Commanders and leaders
- Han Xin: Wei Bao (POW)

= Battle of Anyi =

Battle fought between the Kingdom of Han and the Kingdom of Wei

The Battle of Anyi (安邑之戰) was fought between the Kingdom of Han and the Kingdom of Wei fought in August 205 BC during the Chu-Han Contention. It suppressed Wei Bao's rebellion and paved the way for the invasion of the Kingdom of Dai, and ultimately, the Battle of Jingxing.

== Background ==
After the King of Han Liu Bang's disastrous defeat in the Battle of Pengcheng in April 205 BC, many vassal Kings lost confidence in the Han and either sued for peace or defected to Chu. One of these disloyal Kings was Wei Bao, the King of Wei. On the pretext of visiting an ill relative, Wei left Liu Bang and returned to his own lands, where he defected to Chu. Wei Bao had supposedly received a prediction that his consort, Consort Bo (the future Empress Dowager Bo), would give birth to the future Emperor of China and believed that he would be the father (in reality the father would be Liu Bang). Liu Bang first sent his advisor Li Yiji to persuade Wei to surrender, but Li Yiji was unsuccessful. Seeing no other option, Liu sent General-in-Chief Han Xin to suppress Wei Bao's rebellion.

== Campaign ==
The campaign began in the summer of 205 after Han Xin was promoted to Deputy Prime Minister. In a maneuver reminiscent of Alexander the Great at the Hydaspes, Han Xin left a force under Guan Ying on the western bank of the Yellow River opposite the Wei army at Puban, while he secretly advanced upstream and began building rafts. Wei Bao reinforced the forces at Puban, but Han Xin crossed at Xiayang and marched straight for the centrally located city of Anyi.
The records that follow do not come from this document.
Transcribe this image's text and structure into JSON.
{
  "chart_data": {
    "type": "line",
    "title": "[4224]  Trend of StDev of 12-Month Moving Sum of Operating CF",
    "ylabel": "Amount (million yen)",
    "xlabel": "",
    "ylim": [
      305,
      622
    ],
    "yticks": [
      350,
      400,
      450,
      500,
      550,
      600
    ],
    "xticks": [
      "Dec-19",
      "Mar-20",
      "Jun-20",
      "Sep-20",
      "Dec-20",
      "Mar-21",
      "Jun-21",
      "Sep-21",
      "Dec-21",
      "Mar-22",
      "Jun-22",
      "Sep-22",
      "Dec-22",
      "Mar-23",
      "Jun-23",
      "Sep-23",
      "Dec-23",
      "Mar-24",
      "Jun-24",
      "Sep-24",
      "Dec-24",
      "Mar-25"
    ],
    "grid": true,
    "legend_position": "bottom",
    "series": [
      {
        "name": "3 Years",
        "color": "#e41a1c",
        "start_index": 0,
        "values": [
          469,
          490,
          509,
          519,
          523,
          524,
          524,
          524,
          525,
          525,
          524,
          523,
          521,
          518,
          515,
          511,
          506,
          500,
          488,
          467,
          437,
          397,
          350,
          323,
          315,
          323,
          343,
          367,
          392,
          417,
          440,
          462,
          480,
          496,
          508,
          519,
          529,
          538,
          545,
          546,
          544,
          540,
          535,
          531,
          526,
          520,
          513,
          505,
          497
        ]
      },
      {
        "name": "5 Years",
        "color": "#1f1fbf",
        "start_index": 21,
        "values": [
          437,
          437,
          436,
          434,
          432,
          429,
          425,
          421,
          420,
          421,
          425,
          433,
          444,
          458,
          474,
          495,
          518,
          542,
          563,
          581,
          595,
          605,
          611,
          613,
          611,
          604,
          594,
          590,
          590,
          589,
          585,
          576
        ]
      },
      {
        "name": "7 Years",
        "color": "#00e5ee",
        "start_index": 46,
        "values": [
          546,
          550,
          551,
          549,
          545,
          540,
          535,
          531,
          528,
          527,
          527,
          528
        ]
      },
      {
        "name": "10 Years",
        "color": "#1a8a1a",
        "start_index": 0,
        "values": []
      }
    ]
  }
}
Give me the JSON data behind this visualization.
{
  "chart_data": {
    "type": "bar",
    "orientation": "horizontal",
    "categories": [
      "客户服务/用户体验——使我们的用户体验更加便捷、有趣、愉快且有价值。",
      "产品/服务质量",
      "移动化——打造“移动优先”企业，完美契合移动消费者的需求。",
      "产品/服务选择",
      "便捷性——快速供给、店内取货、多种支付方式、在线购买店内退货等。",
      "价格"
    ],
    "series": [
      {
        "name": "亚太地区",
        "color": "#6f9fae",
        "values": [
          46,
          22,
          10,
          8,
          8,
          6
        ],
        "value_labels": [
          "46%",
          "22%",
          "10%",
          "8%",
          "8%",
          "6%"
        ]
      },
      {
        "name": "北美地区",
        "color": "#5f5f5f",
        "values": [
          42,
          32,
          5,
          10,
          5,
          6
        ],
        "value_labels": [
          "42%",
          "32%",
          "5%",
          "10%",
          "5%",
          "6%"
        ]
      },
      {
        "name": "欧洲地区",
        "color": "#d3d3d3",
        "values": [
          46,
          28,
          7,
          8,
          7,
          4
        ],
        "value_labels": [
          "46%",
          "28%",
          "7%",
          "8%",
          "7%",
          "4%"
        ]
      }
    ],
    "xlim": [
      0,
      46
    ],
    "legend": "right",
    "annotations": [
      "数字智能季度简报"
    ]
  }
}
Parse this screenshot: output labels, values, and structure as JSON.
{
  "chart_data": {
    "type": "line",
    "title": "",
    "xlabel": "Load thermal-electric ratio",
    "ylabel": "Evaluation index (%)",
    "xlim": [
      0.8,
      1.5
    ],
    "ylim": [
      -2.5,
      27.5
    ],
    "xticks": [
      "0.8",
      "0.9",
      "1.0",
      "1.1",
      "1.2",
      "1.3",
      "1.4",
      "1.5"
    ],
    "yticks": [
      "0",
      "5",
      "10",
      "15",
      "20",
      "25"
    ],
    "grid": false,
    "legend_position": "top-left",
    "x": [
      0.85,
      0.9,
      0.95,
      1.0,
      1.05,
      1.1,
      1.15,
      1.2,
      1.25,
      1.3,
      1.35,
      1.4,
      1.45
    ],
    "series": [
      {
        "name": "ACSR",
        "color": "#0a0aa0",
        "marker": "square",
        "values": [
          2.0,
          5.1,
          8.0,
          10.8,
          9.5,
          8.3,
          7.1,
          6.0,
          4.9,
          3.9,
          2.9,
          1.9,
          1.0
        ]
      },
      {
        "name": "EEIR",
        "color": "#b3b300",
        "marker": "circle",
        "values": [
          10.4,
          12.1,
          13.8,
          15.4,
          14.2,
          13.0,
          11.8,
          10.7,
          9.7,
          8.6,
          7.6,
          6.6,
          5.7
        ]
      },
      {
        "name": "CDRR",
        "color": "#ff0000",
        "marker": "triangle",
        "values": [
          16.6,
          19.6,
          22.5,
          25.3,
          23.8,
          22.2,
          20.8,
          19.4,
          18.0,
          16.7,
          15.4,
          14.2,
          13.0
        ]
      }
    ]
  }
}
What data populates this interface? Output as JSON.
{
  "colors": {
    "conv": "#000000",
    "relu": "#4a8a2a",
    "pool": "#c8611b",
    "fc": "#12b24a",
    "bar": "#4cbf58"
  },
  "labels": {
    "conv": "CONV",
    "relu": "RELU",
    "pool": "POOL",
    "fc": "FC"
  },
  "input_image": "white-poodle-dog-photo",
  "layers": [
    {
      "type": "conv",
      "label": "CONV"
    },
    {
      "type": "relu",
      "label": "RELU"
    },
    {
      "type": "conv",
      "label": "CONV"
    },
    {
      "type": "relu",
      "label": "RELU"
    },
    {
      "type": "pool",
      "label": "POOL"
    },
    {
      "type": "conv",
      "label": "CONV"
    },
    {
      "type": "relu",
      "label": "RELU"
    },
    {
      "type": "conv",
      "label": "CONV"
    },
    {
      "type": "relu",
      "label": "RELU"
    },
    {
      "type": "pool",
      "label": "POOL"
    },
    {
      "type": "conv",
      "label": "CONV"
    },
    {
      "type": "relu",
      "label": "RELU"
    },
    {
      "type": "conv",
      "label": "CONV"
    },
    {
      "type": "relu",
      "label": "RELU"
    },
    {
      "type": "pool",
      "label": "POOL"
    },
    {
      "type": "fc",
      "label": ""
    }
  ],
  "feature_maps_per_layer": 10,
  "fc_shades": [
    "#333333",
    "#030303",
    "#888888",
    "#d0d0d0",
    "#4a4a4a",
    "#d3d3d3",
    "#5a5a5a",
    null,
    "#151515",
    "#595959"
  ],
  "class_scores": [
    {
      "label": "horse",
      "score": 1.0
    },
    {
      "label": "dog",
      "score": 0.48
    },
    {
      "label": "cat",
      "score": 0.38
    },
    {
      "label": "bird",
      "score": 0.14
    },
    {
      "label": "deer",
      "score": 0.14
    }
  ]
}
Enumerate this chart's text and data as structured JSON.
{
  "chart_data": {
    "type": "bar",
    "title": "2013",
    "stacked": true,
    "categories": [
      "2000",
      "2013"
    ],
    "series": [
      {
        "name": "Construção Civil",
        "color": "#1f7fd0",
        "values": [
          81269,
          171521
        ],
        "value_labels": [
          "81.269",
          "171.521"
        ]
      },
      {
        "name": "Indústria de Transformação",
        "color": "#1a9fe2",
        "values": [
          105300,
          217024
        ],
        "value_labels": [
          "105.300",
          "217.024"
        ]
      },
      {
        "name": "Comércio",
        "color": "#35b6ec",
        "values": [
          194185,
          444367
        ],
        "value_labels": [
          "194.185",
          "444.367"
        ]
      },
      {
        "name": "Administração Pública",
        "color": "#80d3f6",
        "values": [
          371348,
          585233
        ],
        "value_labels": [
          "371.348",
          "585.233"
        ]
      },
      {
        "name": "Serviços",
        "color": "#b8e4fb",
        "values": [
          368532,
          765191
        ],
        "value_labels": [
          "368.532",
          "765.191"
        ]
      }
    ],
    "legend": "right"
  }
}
After defeating a Wei force at Dongzhangcheng, Han Xin defeated the Wei army of general Wang Shang outside Anyi. Capturing Wang Shang and seizing the city, he then marched towards the Wei capital of Pingyang, while the Wei forces at Puban and the Han force of Guan Ying both rushed to link up with their superiors. At Quyang, Han Xin encountered the royal army of Wei Bao and forced Wei Bao to flee to Wuyuan, where he was then captured. Pingyang surrendered upon seeing their king as a captive.

== Aftermath ==
Han Xin proceeded immediately against the kingdoms of Dai and Zhao. Liu Bang spared Wei Bao's life but did not reinstate him as King of Wei, instead making him a general and keeping him under close supervision in Xingyang. He was eventually executed in 204 during the Chu siege of Xingyang, since the Han generals Zhou Ke and Zong Gong, maintaining the Han defense in the absence of Liu Bang, suspected Wei Bao of planning to betray the city to Xiang Yu.